The lengthy draft comprises both long- and near-term goals for promoting standards-based exchange among healthcare organizations and providers. The document is current open to public comment through the beginning of April.
At a higher level, the Department of Health & Human Services (HHS) laid out its plans for shifting healthcare dramatically from volume- to value-based care. Secretary Sylvia M. Burwell has committed Medicare to making half of the program’s reimbursements based on value by 2018. Over the next two years, the department is aiming to shift 30 percent of fee-for-service payments into quality-based reimbursement paid through accountable care organizations (ACOs) or bundled payments.
The challenge for the department and the Medicare program is significant considering that accountable care comprises an estimated 20 percent of total Medicare payments. “We believe these goals can drive transformative change, help us manage and track progress, and create accountability for measurable improvement,” Burwell said.

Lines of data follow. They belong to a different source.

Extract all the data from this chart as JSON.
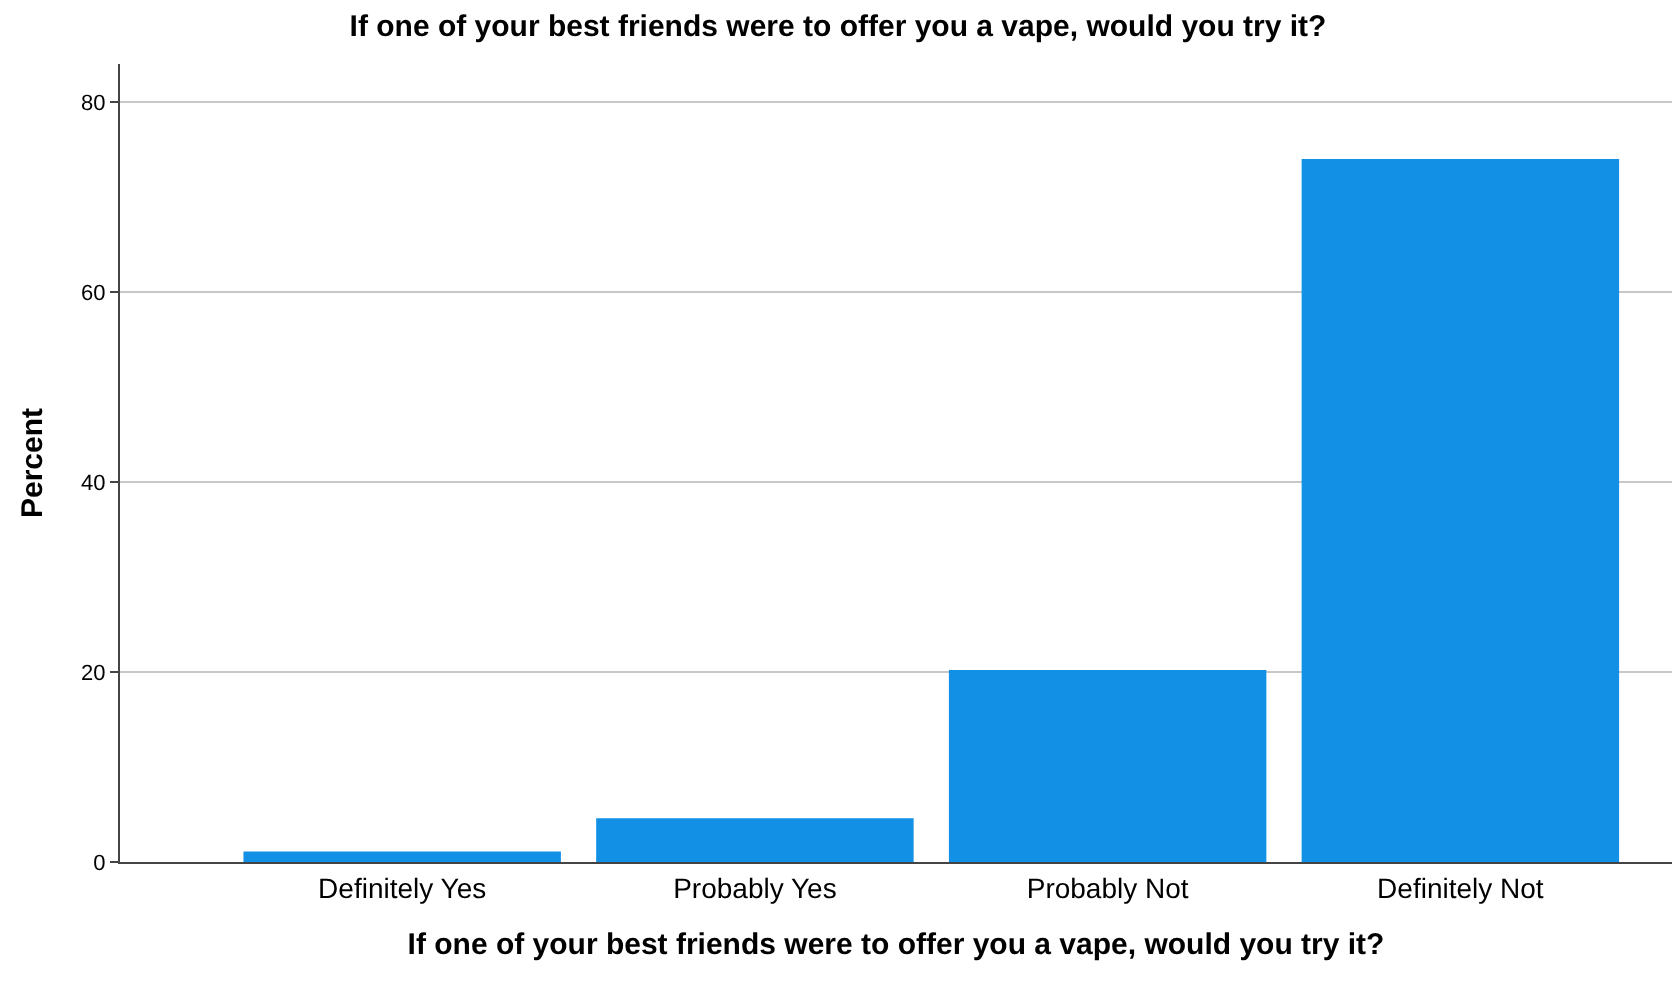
{
  "chart_data": {
    "type": "bar",
    "title": "If one of your best friends were to offer you a vape, would you try it?",
    "xlabel": "If one of your best friends were to offer you a vape, would you try it?",
    "ylabel": "Percent",
    "categories": [
      "Definitely Yes",
      "Probably Yes",
      "Probably Not",
      "Definitely Not"
    ],
    "values": [
      1.1,
      4.6,
      20.2,
      74.0
    ],
    "color": "#1290e6",
    "ylim": [
      0,
      84
    ],
    "yticks": [
      0,
      20,
      40,
      60,
      80
    ],
    "grid": "y",
    "legend": false
  }
}
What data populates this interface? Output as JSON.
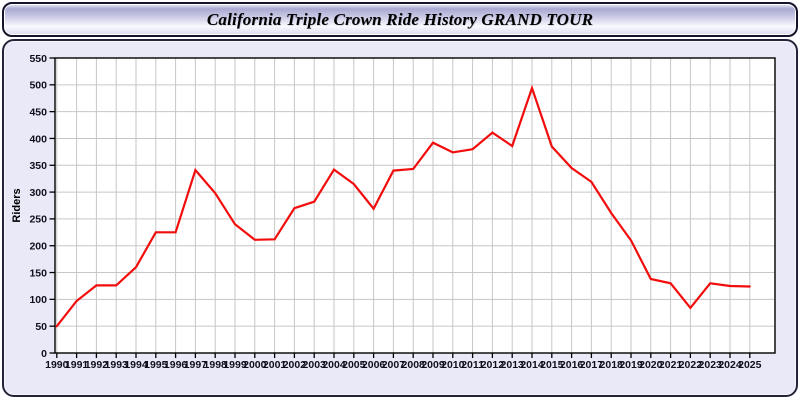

While all these changes took place within HHS, President Barack Obama and members of Congress began revealing their plans for supporting personalized medicine. The President’s Precision Medicine Initiative is already on the table and offers $215 million to support the National Institutes of Health (NIH), the Food and Drug Administration (FDA), and ONC. Meanwhile, the House Committee on Energy & Commerce is moving forward with the discussion phase of its 21st Century Cures initiative which aims at speeding along patient-centered regulation and supporting medical researchers, clinical data sharing, clinical research, and product regulation.
All in all, the last week of the first month of 2015 may go down in history at a pivotal moment in the real transformation of healthcare in the United States.